Landslide movement pattern revealed by temporal and spatial monitoring: A dip slope case in northern Taiwan

A natural hillslope developing into a landslide shows ground cracks and topographic deformation. Geomorphological and subsurface investigations using appropriate methodology are essential to understand the failure mechanisms and stability of a hillslope. A dip slope in sedimentary rock in northern Taiwan has been observed to have a potential landslide hazard for the development of ground cracks and persistent deformation of local buildings and facilities on the slope. To monitor the movement of the dip slope and then understand its movement pattern, 144 ground monitoring points was set in 2001, and its coordinates were measured using conventional traverse surveying twice a year until 2017. In addition, 6-year surficial surveying results as time series of displacements and velocity field are revealed by each GPS station on the slope surface.
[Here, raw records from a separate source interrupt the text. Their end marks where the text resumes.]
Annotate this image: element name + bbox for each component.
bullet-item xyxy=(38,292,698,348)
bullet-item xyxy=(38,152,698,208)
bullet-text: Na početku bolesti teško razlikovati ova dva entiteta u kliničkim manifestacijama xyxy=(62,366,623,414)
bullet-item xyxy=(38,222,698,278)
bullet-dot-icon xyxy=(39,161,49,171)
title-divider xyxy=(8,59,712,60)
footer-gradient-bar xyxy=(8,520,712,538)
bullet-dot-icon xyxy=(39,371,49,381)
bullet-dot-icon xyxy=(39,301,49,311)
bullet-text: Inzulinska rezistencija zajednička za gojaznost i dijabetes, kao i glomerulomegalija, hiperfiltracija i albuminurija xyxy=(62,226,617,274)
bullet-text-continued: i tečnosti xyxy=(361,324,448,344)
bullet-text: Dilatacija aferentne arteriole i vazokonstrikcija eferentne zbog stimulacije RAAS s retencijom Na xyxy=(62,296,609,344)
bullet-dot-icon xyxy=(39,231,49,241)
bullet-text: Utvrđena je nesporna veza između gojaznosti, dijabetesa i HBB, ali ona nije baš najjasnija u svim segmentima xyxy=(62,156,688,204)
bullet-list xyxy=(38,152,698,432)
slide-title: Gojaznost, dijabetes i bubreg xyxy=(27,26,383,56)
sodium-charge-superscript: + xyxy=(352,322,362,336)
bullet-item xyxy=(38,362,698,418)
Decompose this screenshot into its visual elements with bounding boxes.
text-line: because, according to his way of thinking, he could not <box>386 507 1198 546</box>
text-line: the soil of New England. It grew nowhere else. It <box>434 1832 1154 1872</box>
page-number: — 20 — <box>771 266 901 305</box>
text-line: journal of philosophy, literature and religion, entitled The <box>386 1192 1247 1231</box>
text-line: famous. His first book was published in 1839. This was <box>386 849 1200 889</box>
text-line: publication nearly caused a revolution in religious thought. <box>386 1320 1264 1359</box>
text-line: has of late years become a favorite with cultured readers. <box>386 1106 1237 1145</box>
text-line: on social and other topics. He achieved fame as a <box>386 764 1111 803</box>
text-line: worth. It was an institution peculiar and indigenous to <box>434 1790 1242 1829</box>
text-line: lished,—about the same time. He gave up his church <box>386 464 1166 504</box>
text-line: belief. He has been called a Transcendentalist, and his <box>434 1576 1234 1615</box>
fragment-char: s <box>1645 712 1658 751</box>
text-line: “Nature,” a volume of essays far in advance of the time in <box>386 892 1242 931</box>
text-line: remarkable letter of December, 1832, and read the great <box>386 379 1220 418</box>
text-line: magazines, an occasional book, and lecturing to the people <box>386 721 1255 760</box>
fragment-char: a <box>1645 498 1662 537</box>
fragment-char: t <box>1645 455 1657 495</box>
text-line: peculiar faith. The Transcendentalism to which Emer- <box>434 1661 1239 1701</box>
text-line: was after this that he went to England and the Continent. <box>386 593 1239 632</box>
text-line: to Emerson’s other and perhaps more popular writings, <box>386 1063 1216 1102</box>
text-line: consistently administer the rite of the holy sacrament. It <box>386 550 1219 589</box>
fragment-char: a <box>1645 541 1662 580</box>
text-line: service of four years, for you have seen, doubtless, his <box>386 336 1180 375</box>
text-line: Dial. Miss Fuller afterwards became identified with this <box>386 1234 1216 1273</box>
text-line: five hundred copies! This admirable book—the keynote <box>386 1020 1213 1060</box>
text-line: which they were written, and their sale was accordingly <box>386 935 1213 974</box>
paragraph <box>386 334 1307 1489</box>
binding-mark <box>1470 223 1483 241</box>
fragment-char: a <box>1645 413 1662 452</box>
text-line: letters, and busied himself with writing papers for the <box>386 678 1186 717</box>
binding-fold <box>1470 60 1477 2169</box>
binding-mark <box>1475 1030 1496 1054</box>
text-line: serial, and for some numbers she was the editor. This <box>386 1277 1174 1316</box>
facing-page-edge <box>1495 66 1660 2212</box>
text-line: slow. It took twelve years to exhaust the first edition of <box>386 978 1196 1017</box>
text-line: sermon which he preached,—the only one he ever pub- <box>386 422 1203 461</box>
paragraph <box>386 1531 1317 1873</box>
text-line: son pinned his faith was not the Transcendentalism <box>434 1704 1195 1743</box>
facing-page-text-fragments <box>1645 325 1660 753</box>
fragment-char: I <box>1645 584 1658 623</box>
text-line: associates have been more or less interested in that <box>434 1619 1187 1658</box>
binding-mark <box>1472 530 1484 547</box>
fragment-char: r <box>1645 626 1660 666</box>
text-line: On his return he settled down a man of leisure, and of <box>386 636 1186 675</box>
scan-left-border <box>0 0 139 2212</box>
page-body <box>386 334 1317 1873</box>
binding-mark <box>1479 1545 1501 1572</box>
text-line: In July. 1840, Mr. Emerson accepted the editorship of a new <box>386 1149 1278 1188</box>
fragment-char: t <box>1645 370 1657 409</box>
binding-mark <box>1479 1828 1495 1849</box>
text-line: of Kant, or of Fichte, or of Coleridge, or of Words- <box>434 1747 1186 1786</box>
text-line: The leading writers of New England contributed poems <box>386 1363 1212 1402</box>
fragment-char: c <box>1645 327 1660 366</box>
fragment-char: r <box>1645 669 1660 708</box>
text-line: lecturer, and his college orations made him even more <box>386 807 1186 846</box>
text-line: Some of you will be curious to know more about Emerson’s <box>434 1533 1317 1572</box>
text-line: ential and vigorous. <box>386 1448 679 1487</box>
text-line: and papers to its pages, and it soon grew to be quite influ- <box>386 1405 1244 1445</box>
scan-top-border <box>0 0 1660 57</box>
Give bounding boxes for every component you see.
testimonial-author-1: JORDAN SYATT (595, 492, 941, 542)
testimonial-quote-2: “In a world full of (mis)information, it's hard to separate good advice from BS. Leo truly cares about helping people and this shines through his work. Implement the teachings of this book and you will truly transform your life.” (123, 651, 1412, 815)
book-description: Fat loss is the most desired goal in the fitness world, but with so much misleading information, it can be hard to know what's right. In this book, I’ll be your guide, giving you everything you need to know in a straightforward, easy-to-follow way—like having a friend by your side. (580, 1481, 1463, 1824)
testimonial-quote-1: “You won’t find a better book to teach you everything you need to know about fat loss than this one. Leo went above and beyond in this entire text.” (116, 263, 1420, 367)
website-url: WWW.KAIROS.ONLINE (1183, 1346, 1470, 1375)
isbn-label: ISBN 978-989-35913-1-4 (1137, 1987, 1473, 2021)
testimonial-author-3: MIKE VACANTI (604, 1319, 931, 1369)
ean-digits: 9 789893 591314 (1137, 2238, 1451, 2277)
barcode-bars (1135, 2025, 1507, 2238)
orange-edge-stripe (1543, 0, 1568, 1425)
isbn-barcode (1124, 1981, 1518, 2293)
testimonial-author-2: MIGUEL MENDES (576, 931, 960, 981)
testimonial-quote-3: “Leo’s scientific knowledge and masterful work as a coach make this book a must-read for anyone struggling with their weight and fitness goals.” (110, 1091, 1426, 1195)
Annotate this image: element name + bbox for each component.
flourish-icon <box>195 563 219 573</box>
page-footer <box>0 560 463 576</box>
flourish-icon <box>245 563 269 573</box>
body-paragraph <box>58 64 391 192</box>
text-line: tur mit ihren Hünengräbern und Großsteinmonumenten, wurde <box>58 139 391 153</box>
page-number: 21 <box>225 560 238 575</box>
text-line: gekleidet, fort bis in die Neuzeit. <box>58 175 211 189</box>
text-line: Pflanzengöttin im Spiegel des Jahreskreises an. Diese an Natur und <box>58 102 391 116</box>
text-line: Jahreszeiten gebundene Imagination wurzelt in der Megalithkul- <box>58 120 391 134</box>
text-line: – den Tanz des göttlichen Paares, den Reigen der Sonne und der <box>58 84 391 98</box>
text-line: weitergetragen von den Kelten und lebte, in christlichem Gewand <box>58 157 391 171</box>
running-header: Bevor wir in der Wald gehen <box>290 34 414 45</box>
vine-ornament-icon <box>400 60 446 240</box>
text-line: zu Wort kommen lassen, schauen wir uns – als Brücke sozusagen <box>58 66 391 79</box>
The long-term surveying results point out different displacement patterns of the dip slope depending on rainfall duration and amount. The surficial surveying results are presented as a time series of displacements with constraints of geometry and distribution of ground cracks and underground observations. The long-term surveying results reveal multiple potential sliding blocks within the Huafan University campus. A model of landslide movement with a listric sliding surface is proposed. Finally, the continuous GPS stations show the average velocity of 0.396~0.528 x 10^-7 mm/sec, being classified as “Extremely slow” in the global “velocity scale of landslides” proposed by Cruden and Varnes in 1996. The long-term surface monitoring of a potential landslide slope in this study provides a reliable and economical way to understand the mechanism of movement behavior of the slope and evaluate slope stability.